The simulcasting signal bill signed into law Jan. 2 by outgoing Massachusetts Governor Mitt Romney covering the next two years should provide the state's four racetracks some needed stability for an industry struggling with competition from racinos and casinos in adjoining stakes, track officials agree.
The compromise measure includes Suffolk Downs (Thoroughbred), Wonderland Greyhound and Raynham/Taunton Greyhound (dogs), and Plainridge Racecourse (harness).
"This certainly brings us some stability," said Suffolk spokesman Christian Teja on Jan. 4. "Last year, we received a three-month extension in January, then faced a temporary stoppage in early April, until another extension was granted to Dec. 31st of this past year.
"This created a great uncertainty in attracting outfits to ship to Suffolk for the recently concluded meet. This time around, racing secretary Jim Pambianchi can tell prospective owners and trainers that Suffolk Downs will definitely be here for the next two years."
Suffolks Down resumed simulcasting Jan. 3 after closing for two days following expiration of the previous bill.

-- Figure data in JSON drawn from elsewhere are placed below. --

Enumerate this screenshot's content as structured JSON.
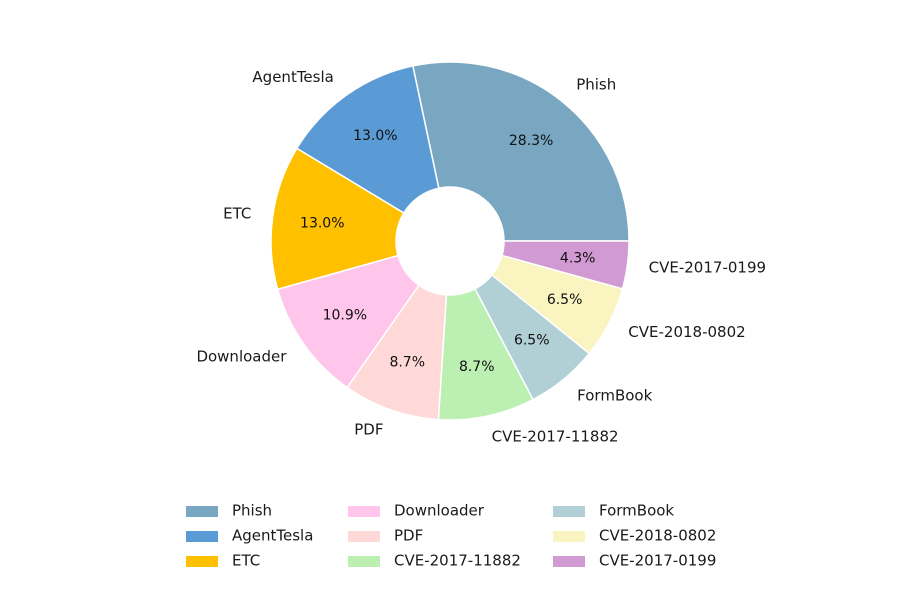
{
  "chart_data": {
    "type": "pie",
    "donut": true,
    "start_angle_deg": 0,
    "direction": "counterclockwise",
    "slices": [
      {
        "label": "Phish",
        "value": 28.3,
        "pct_label": "28.3%",
        "color": "#79a6c0"
      },
      {
        "label": "AgentTesla",
        "value": 13.0,
        "pct_label": "13.0%",
        "color": "#5a9bd5"
      },
      {
        "label": "ETC",
        "value": 13.0,
        "pct_label": "13.0%",
        "color": "#ffc000"
      },
      {
        "label": "Downloader",
        "value": 10.9,
        "pct_label": "10.9%",
        "color": "#ffc5ea"
      },
      {
        "label": "PDF",
        "value": 8.7,
        "pct_label": "8.7%",
        "color": "#ffd8d8"
      },
      {
        "label": "CVE-2017-11882",
        "value": 8.7,
        "pct_label": "8.7%",
        "color": "#bbf0b2"
      },
      {
        "label": "FormBook",
        "value": 6.5,
        "pct_label": "6.5%",
        "color": "#b0d0d6"
      },
      {
        "label": "CVE-2018-0802",
        "value": 6.5,
        "pct_label": "6.5%",
        "color": "#f9f4c0"
      },
      {
        "label": "CVE-2017-0199",
        "value": 4.3,
        "pct_label": "4.3%",
        "color": "#d29ad2"
      }
    ],
    "legend": {
      "placement": "bottom",
      "columns": 3,
      "entries": [
        "Phish",
        "AgentTesla",
        "ETC",
        "Downloader",
        "PDF",
        "CVE-2017-11882",
        "FormBook",
        "CVE-2018-0802",
        "CVE-2017-0199"
      ]
    }
  }
}
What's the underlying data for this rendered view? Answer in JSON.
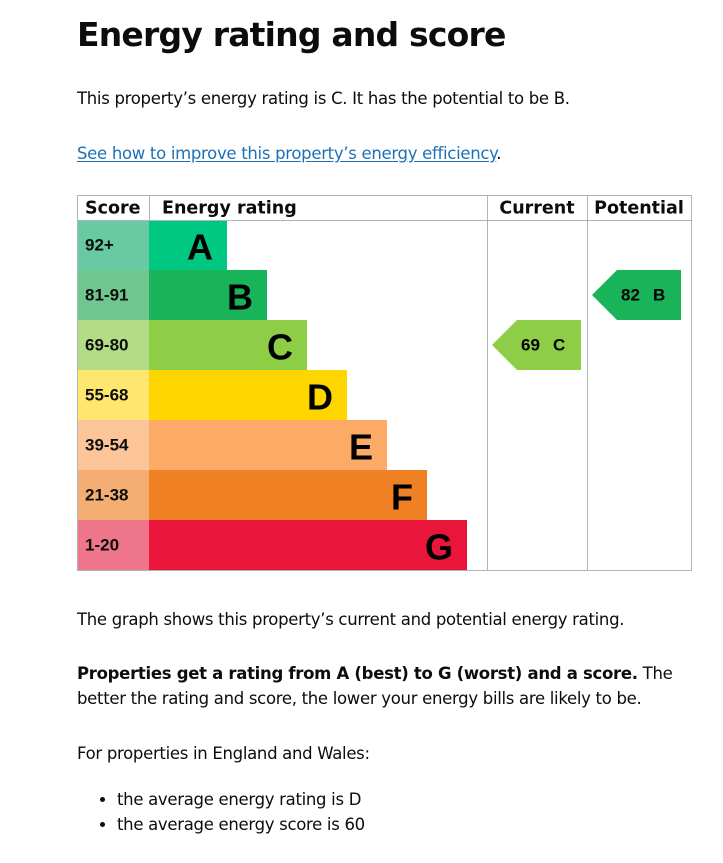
{
  "page": {
    "title": "Energy rating and score",
    "intro": "This property’s energy rating is C. It has the potential to be B.",
    "link_text": "See how to improve this property’s energy efficiency",
    "link_suffix": ".",
    "graph_caption": "The graph shows this property’s current and potential energy rating.",
    "ratings_bold": "Properties get a rating from A (best) to G (worst) and a score.",
    "ratings_rest": " The better the rating and score, the lower your energy bills are likely to be.",
    "averages_intro": "For properties in England and Wales:",
    "averages": [
      "the average energy rating is D",
      "the average energy score is 60"
    ]
  },
  "chart_data": {
    "type": "bar",
    "headers": {
      "score": "Score",
      "rating": "Energy rating",
      "current": "Current",
      "potential": "Potential"
    },
    "bands": [
      {
        "letter": "A",
        "range": "92+",
        "color": "#00c781",
        "range_color": "#68c9a3"
      },
      {
        "letter": "B",
        "range": "81-91",
        "color": "#19b459",
        "range_color": "#6ec78f"
      },
      {
        "letter": "C",
        "range": "69-80",
        "color": "#8dce46",
        "range_color": "#b2dc86"
      },
      {
        "letter": "D",
        "range": "55-68",
        "color": "#ffd500",
        "range_color": "#ffe76f"
      },
      {
        "letter": "E",
        "range": "39-54",
        "color": "#fcaa65",
        "range_color": "#fcc599"
      },
      {
        "letter": "F",
        "range": "21-38",
        "color": "#ef8023",
        "range_color": "#f4ad72"
      },
      {
        "letter": "G",
        "range": "1-20",
        "color": "#e9153b",
        "range_color": "#ef758a"
      }
    ],
    "current": {
      "score": 69,
      "letter": "C",
      "color": "#8dce46"
    },
    "potential": {
      "score": 82,
      "letter": "B",
      "color": "#19b459"
    }
  }
}
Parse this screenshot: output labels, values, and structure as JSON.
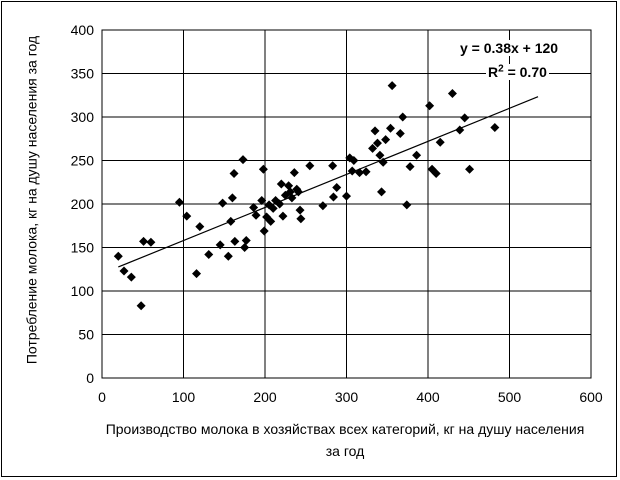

As part of the new legislation, Suffolk Downs will only be required to run 900 live races within 100 racing days, down from 1,100 live races and 150 racing days in the recent past. Seven live races constitute a racing card.
The 2007 Suffolk meet is scheduled to run from Kentucky Derby Day, May 5, until Nov. 10.
Another significant portion of the bill that should prove positive for Suffolk Downs is a provision that allows those people who bet via account wagering to use credit cards and debit cards, which was prohibited in the past.
In 2006, the sole stakes races carded by Suffolk Downs were written for Massachusetts-bred horses, with the Massachusetts Handicap (gr. II), scheduled to be run in September, temporarily scrapped. No determination has been made as yet on the stakes schedule for 2007. That will be an ongoing process.
As part of the new legislation, jointly passed by both branches, Raynham/Taunton will now receive two additional simulcast signals, which have currently been allocated to Gulfstream Park and Laurel Racecourse, both Thoroughbred venues.
Plainridge Racecourse will receive one extra greyhound signal.
Though Plainridge will also be allowed to reduce live racing from 1,100 races to 900 if it so chooses, it appears that the track may have sacrificed the most to get the deal done. The lost simulcasting revenue to neighboring Raynham/Taunton will only cause the harness track to fall further behind other competitors.
General Manager Steven O'Toole cites the reopening of Vernon Downs, the opening of tracks in Chester, Pa., and Tioga, N.Y., and the continuation of Yonkers, Saratoga, and Maine, each with slot machines.
Massachusetts tracks are hoping that the state legislature will revisit the possibility of Suffolk, Plainridge, Wonderland, and Raynham/Taunton becoming a host site for slot machines in 2007.